= Ephraim Levin =

Ephraim Y. Levin, (February 22, 1933, Baltimore, Maryland, - November 20, 2020) was an American scientist.

== Academic career ==
1957 BA and MA, 1953, MD, 1957 at Johns Hopkins University. He had an internship and residencies at Johns Hopkins Hospital and Sinai Hospital of Baltimore. He served in the United States Public Health Service USPHS from 1953 to 1998, and was on active duty from 1958 to 1960 and 1974–1998.

Along with Seymour Kaufman he discovered the role of ascorbic acid in the enzymatic hydroxylation of dopamine to form norepinephrine, the first evidence for a specific metabolic function for this vitamin

Fellowship with Konrad Bloch at Harvard University 1961–1963, under the auspices of Sinai Hospital.

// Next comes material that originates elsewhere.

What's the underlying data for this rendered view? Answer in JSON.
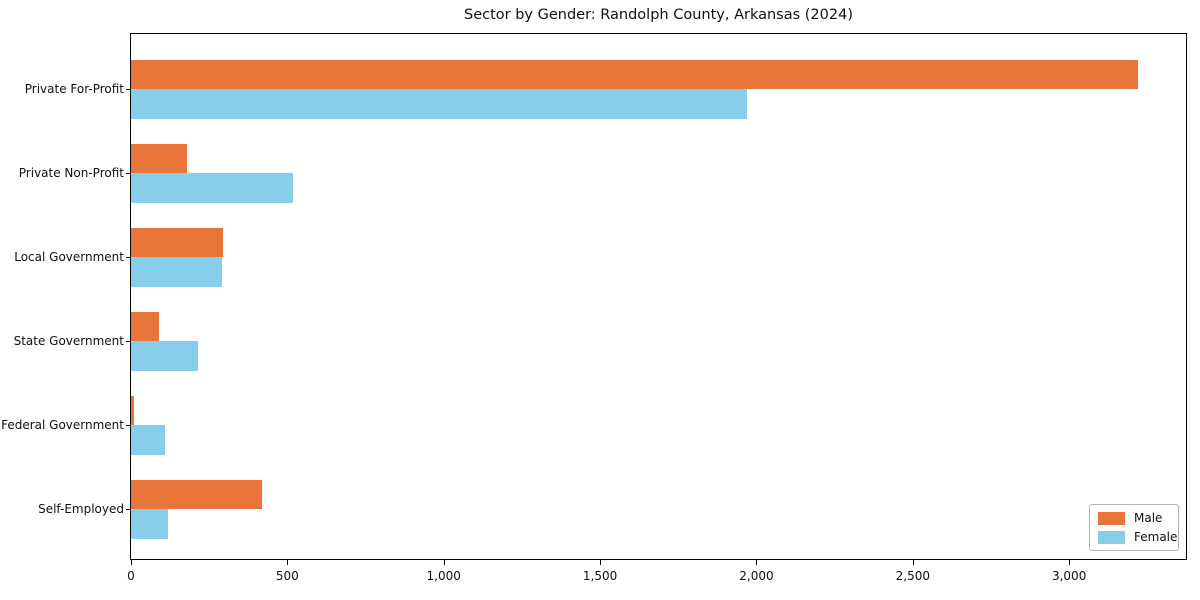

He was on the Faculty of Pediatrics at Johns Hopkins School of Medicine 1963–1974.

Along with Vagn Flyger, he demonstrated the partial deficiency of uroporphyrinogen cosynthetase in congenital erythropoietic porphyria of cattle and human beings, its occurrence in asymptomatic carriers of the disease, in fibroblasts as well as in bone marrow, and its probable cause of red bones in fox squirrels.

He once beat Solomon Golumb in a chess game.

== Personal life ==
He married Ruth Lee Shefferman on June 17, 1956, and had four children: Joshua, Rebecca, Daniel, and Michael.